1. Éloigner. Le lit reste la priorité. Placez le chargeur de téléphone à l’autre bout de la pièce, pas sur la table de nuit. Écartez la multiprise du sommier.

2. Couper. Un interrupteur coupe-circuit sur la prise de la chambre éteint réellement les appareils, au lieu de les laisser en veille. Le Wi-Fi peut être programmé pour s’arrêter la nuit, ou remplacé par un câble pour les appareils fixes.

3. Remplacer. Un réveil à pile remplace un radioréveil branché. Un téléphone fixe filaire, ou un combiné sans fil posé loin du lit, limite les émissions au moment du coucher.

4. Vérifier. Dans le séjour, éloignez le routeur des zones de repos et ne le posez pas contre une cloison mitoyenne. Derrière un téléviseur, regroupez les appareils sur une multiprise à interrupteur.

Ces gestes ne suppriment pas l’exposition liée aux sources extérieures, comme les antennes. Ils réduisent celle que vous contrôlez, souvent la plus proche de vous.

Faut-il mesurer pour savoir où l’on se situe ?
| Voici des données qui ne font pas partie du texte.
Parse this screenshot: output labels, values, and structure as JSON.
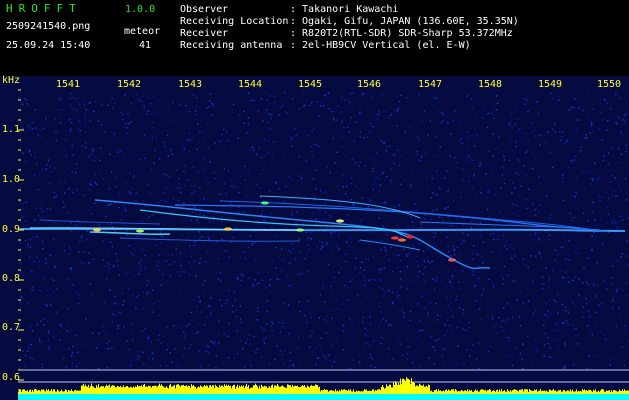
{
  "header": {
    "app_name": "HROFFT",
    "version": "1.0.0",
    "filename": "2509241540.png",
    "meteor_label": "meteor",
    "datetime": "25.09.24 15:40",
    "meteor_count": "41",
    "info_labels": [
      "Observer",
      "Receiving Location",
      "Receiver",
      "Receiving antenna"
    ],
    "info_values": [
      ": Takanori Kawachi",
      ": Ogaki, Gifu, JAPAN (136.60E, 35.35N)",
      ": R820T2(RTL-SDR) SDR-Sharp 53.372MHz",
      ": 2el-HB9CV Vertical (el. E-W)"
    ]
  },
  "plot": {
    "y_unit": "kHz",
    "x_ticks": [
      "1541",
      "1542",
      "1543",
      "1544",
      "1545",
      "1546",
      "1547",
      "1548",
      "1549",
      "1550"
    ],
    "y_ticks": [
      "1.1",
      "1.0",
      "0.9",
      "0.8",
      "0.7",
      "0.6"
    ]
  },
  "colors": {
    "background": "#000000",
    "noise": "#0a1480",
    "header_green": "#22e622",
    "tick_yellow": "#ffff33",
    "power_yellow": "#ffff00",
    "power_cyan": "#00ffff"
  }
}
La mesure aide à prioriser, à condition de savoir ce qu’on mesure. Un appareil grand public donne des ordres de grandeur, pas un diagnostic.

Trois précautions valent pour toute campagne de mesure à domicile :

  • distinguer champ électrique et champ magnétique, car les instruments et les unités diffèrent ;
  • noter les conditions, appareils allumés ou éteints, heure, pièce, distance à la source ;
  • comparer ce qui est comparable, une mesure ponctuelle ne résumant pas une exposition continue.

Les valeurs limites servent de repère réglementaire, pas de seuil personnel. En Suisse, l’ordonnance sur la protection contre le rayonnement non ionisant fixe des valeurs pour les installations, et des valeurs de précaution plus basses pour les lieux à usage sensible, dont les chambres à coucher. Les recommandations internationales de l’ICNIRP constituent l’autre référence courante.

Un rapport de mesure se lit donc avec la question suivante en tête : quelle source, à quelle distance, pendant combien de temps ?

Quels gestes simples adopter au quotidien ?

Au-delà de la chambre, quelques habitudes réduisent l’exposition sans effort particulier.

  • Éloigner le téléphone du corps pendant les appels, ou utiliser le haut-parleur.
  • Éviter de porter le téléphone contre soi en permanence, notamment la nuit.
  • Privilégier une connexion filaire pour l’ordinateur fixe et la télévision.
  • Éteindre le routeur quand la maison est vide, ou programmer une plage nocturne.
  • Regrouper les appareils sur des multiprises à interrupteur, coupées le soir.
  • Ne pas installer le lit contre un mur qui abrite le tableau électrique ou le compteur.

Aucun de ces gestes ne demande de travaux. Leur effet cumulé porte surtout sur les sources proches, celles qui pèsent le plus dans une exposition domestique.

Que retenir ?

L’électrosmog domestique se réduit d’abord par la distance et par la coupure. Éloigner les appareils du lit, éteindre le Wi-Fi la nuit et supprimer les veilles dans la chambre constituent le socle. La mesure vient ensuite, pour vérifier et prioriser, avec des valeurs limites lues comme des repères et non comme un verdict.

Si vous avez des symptômes, un trouble du sommeil persistant ou une inquiétude de santé, parlez-en à votre médecin. Les gestes décrits ici relèvent du confort et de la prévention, ils ne remplacent ni un avis médical ni un diagnostic.